The Act does not state which answer is intended. Accordingly, the statute is ambiguous, and statutory interpretation is warranted. 1 Pa.C.S. § 1921(c); O’Rourke v. Commonwealth, 566 Pa. 161, 778 A.2d 1194, 1201 (2001) (citing In re Kritz’ Estate, 387 Pa. 223, 127 A.2d 720, 723 (1956)) (“[R]ules of statutory construction are to be resorted to only when there is [patent or latent] ambiguity”.).
The applicable rules of statutory construction are well-settled. The overriding principle is to ascertain and effectuate the intent of the legislature. 1 Pa.C.S. § 1921(a). When, as here, the words of a statute are not explicit, the intention of the General Assembly may be ascertained by considering the occasion and necessity for the statute, the object to be obtained, and the consequences of a particular interpretation. 1 Pa.C.S. §§ 1921(c)(1),(c)(4),(c)(6). The Act is to be liberally construed to effect its object and to promote justice. See 1 Pa.C.S. § 1928(c).
Generally speaking, the Act aims “[t]o provide a means for the payment of covered claims under certain property and casualty insurance policies, to avoid excessive delay in the payment of such claims and to avoid financial loss to claimants and policyholders as a result of the insolvency of an insurer.” 40 P.S. § 991.1801(1).
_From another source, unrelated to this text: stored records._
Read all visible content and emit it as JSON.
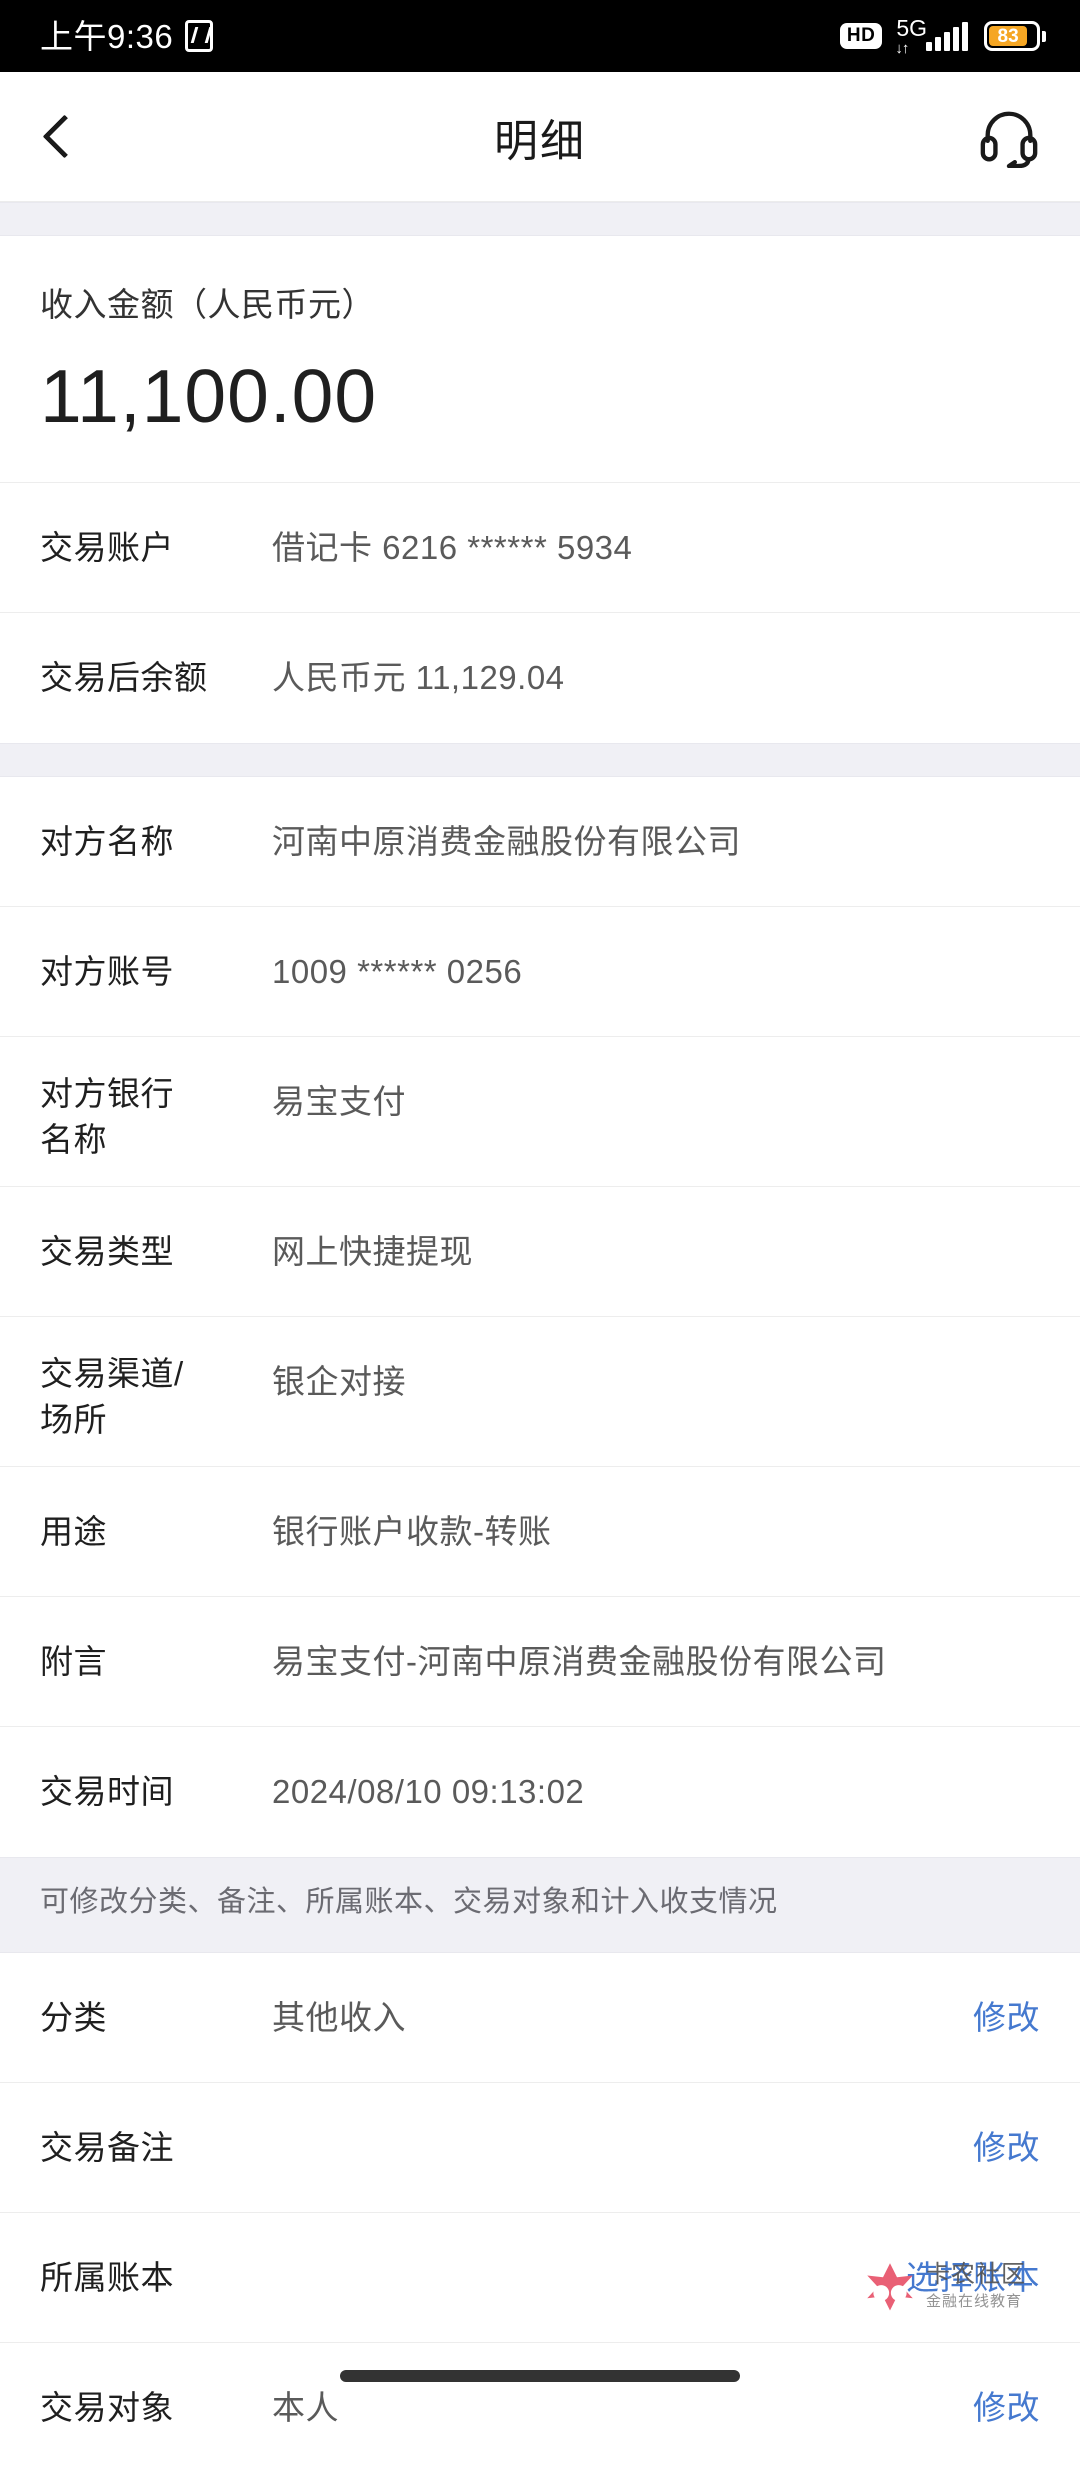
{
  "status_bar": {
    "time": "上午9:36",
    "nfc_icon": "nfc-icon",
    "hd_label": "HD",
    "network_label": "5G",
    "data_arrows": "↓↑",
    "battery_percent": "83",
    "battery_level": 83,
    "battery_color": "#f5a623"
  },
  "header": {
    "back_icon": "back-chevron-icon",
    "title": "明细",
    "support_icon": "headset-icon"
  },
  "amount": {
    "label": "收入金额（人民币元）",
    "value": "11,100.00"
  },
  "sections": [
    {
      "rows": [
        {
          "label": "交易账户",
          "value": "借记卡 6216 ****** 5934"
        },
        {
          "label": "交易后余额",
          "value": "人民币元 11,129.04"
        }
      ]
    },
    {
      "rows": [
        {
          "label": "对方名称",
          "value": "河南中原消费金融股份有限公司"
        },
        {
          "label": "对方账号",
          "value": "1009 ****** 0256"
        },
        {
          "label": "对方银行\n名称",
          "label_line1": "对方银行",
          "label_line2": "名称",
          "value": "易宝支付",
          "two_line": true
        },
        {
          "label": "交易类型",
          "value": "网上快捷提现"
        },
        {
          "label": "交易渠道/\n场所",
          "label_line1": "交易渠道/",
          "label_line2": "场所",
          "value": "银企对接",
          "two_line": true
        },
        {
          "label": "用途",
          "value": "银行账户收款-转账"
        },
        {
          "label": "附言",
          "value": "易宝支付-河南中原消费金融股份有限公司"
        },
        {
          "label": "交易时间",
          "value": "2024/08/10 09:13:02"
        }
      ]
    }
  ],
  "hint": {
    "text": "可修改分类、备注、所属账本、交易对象和计入收支情况"
  },
  "editable_rows": [
    {
      "label": "分类",
      "value": "其他收入",
      "action": "修改"
    },
    {
      "label": "交易备注",
      "value": "",
      "action": "修改"
    },
    {
      "label": "所属账本",
      "value": "",
      "action": "选择账本"
    },
    {
      "label": "交易对象",
      "value": "本人",
      "action": "修改"
    }
  ],
  "watermark": {
    "main": "卡农社区",
    "sub": "金融在线教育",
    "logo_color": "#e8536a"
  },
  "colors": {
    "link": "#4579cf",
    "band": "#f0f0f5",
    "text_primary": "#1f1f1f",
    "text_secondary": "#5a5a5a"
  }
}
In light of the Act’s purposes and the Association’s statutory role, I would not interpret the term “covered claim” as used in 40 P.S. § 991.1817(a) as necessarily limited to the allegations in Appellants’ complaint. Rather, I would allow the record at *637the time of settlement also to determine what items the covered claim encompasses. In this way, the Association would cover only that which PIC would have paid.1
As the record that existed at the time of settlement demonstrates that medical expenses were not legally recoverable, I would conclude that the covered claim in this case does not include James Jr.’s incurred medical expenses. I would, therefore, also conclude that Appellants did not recover any portion of the covered claim from other insurance under 40 P.S. § 991.1817(a). Accordingly, I would hold that the Association is not entitled to § 991.1817(a)’s offset.
. Appellants indicate in their Brief that had they been able to recover the medical expenses, a settlement for $750,000 would likely not have been achievable, and that the likelihood of settlement increased when they recognized that this item of damages was unavailable. (Appellants’ Brief at 11 & n. 1, 13). I agree with Appellants' observation that a decision to allow the offset here may have a chilling effect in the future on the settlement of cases in which the Association stands in for an insolvent insurer.